C’est un jour à marquer d’une pierre blanche dans l’histoire d’Ubisoft, le géant français du jeu vidéo. Dès 14 heures, le piquet de grève est planté devant le studio Ubisoft à Montreuil. Les représentants syndicaux occupent le hall, avec les drapeaux de leurs syndicats : Solidaires Informatique, le Syndicat des Travailleurs du Jeu Vidéo (STJV) et la CFE-CGC.

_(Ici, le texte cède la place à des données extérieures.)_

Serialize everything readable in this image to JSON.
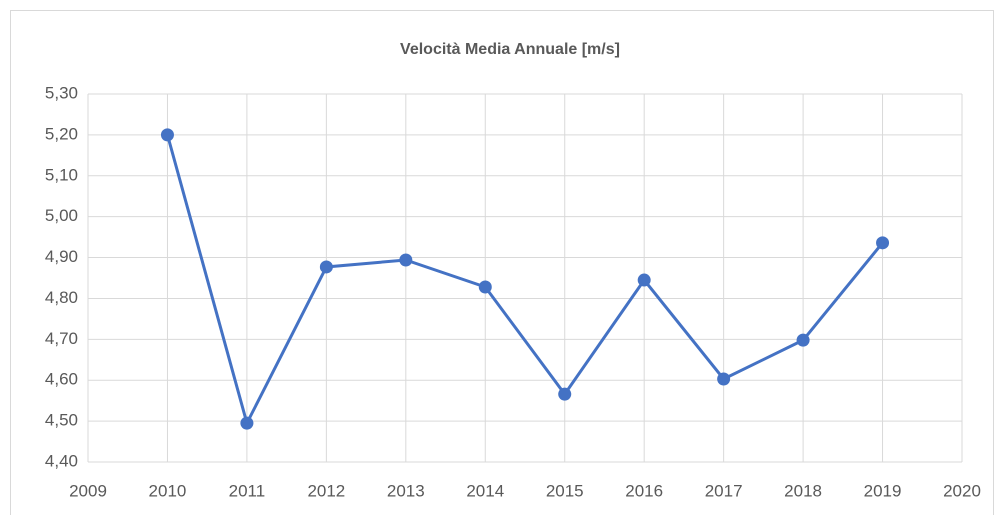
{
  "chart_data": {
    "type": "line",
    "title": "Velocità Media Annuale [m/s]",
    "x": [
      2010,
      2011,
      2012,
      2013,
      2014,
      2015,
      2016,
      2017,
      2018,
      2019
    ],
    "series": [
      {
        "name": "Velocità Media Annuale",
        "color": "#4472c4",
        "values": [
          5.2,
          4.495,
          4.877,
          4.894,
          4.828,
          4.566,
          4.845,
          4.603,
          4.698,
          4.936
        ]
      }
    ],
    "xlim": [
      2009,
      2020
    ],
    "xticks": [
      2009,
      2010,
      2011,
      2012,
      2013,
      2014,
      2015,
      2016,
      2017,
      2018,
      2019,
      2020
    ],
    "ylim": [
      4.4,
      5.3
    ],
    "yticks": [
      {
        "value": 4.4,
        "label": "4,40"
      },
      {
        "value": 4.5,
        "label": "4,50"
      },
      {
        "value": 4.6,
        "label": "4,60"
      },
      {
        "value": 4.7,
        "label": "4,70"
      },
      {
        "value": 4.8,
        "label": "4,80"
      },
      {
        "value": 4.9,
        "label": "4,90"
      },
      {
        "value": 5.0,
        "label": "5,00"
      },
      {
        "value": 5.1,
        "label": "5,10"
      },
      {
        "value": 5.2,
        "label": "5,20"
      },
      {
        "value": 5.3,
        "label": "5,30"
      }
    ],
    "grid": true
  }
}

« Nous avons demandé une augmentation générale de 5% (…) La direction propose 2,8% d’augmentation, comme l’an dernier», a expliqué Pierre-Etienne Marx, directeur technique en narration chez Ubisoft et élu STJV, « nous avons donc rejeté le projet d’accord.»La semaine dernière, l’entreprise a annoncé des résultats supérieurs aux prévisions des analystes pour le troisième trimestre de son exercice 2023-2024.
Un mobilisation nationale
Les représentants du personnel, élus seulement depuis octobre 2023, appellent les salarié.e.s à faire grève dans tout le pays. Ces délégués syndicaux sont apparus à l’occasion du deuxième anniversaire du STJV, leur donnant l’aplomb de créer un précédent dans lequel les autres syndicats ont pu s’engouffrer. Pour que ces expériences de jeu soient rendues possibles, des concepteurs , des développeurs, des chefs de projet dans la narration sont indispensables à ce travail collectif. Autant d’artisans du virtuel qui se mobilisent aujourd’hui pour alerter sur l’insuffisance de leurs revenus.
Les raisons du mouvement : des négociations annuelles obligatoires (NAO) sur leurs salaires. Suivant la rentabilité occasionnée, une enveloppe était habituellement calculée par rapport à la masse salariale et enregistrée par le siège, proposée aux RH puis appliquée pour chaque studio. Bien qu’Ubisoft augmente ses travailleurs et propose des aides comme ce fut le cas l’an dernier pour les salaires annuels en dessous de 37 000 euros, la société continue d’utiliser les augmentations comme variable d’ajustement en les maintenant à un seuil de 2,8%. Alors même que les derniers résultats annoncés par le PDG Yves Guillemot, le 8 février 2024, sont supérieurs aux prévisions faites.
Des augmentations insuffisantes, symptôme d’un mal être global
«On est dans une situation où chaque personne compte. Une personne malade ou qui part en vacances, c’est du travail qui se répercute sur d’autres et qui les place en surcharge», déplore Jocelyn Trudemi, directeur technique du level design.
Lors des discussions, sont évoquées les pressions exercées par le volume de travail, allant même parfois jusqu’au burn out ou au harcèlement. Des répercussions qui impactent la vie des créateurs de jeux mais aussi les jeux eux-mêmes, symboles d’une œuvre collective. Les développements prennent plus de temps, des productions sont mises à l’arrêt puis recommencées, certains sont insatisfaits de la qualité des jeux qu’ils proposent…
Pour faire entendre leur mécontentement, les 70 personnes réunies à Montreuil se sont rendues devant le siège d’Ubisoft à Saint-Mandé. Ailleurs en France, d’autres piquets de grève ont rassemblé une trentaine de personnes à Annecy ainsi qu’à Montpellier. Au total, entre 400 et 500 grévistes ont été comptabilisés selon les estimations des syndicats. Après la réussite de cette première journée d’action, les ouvriers du jeu vidéo se laissent la possibilité de continuer la lutte.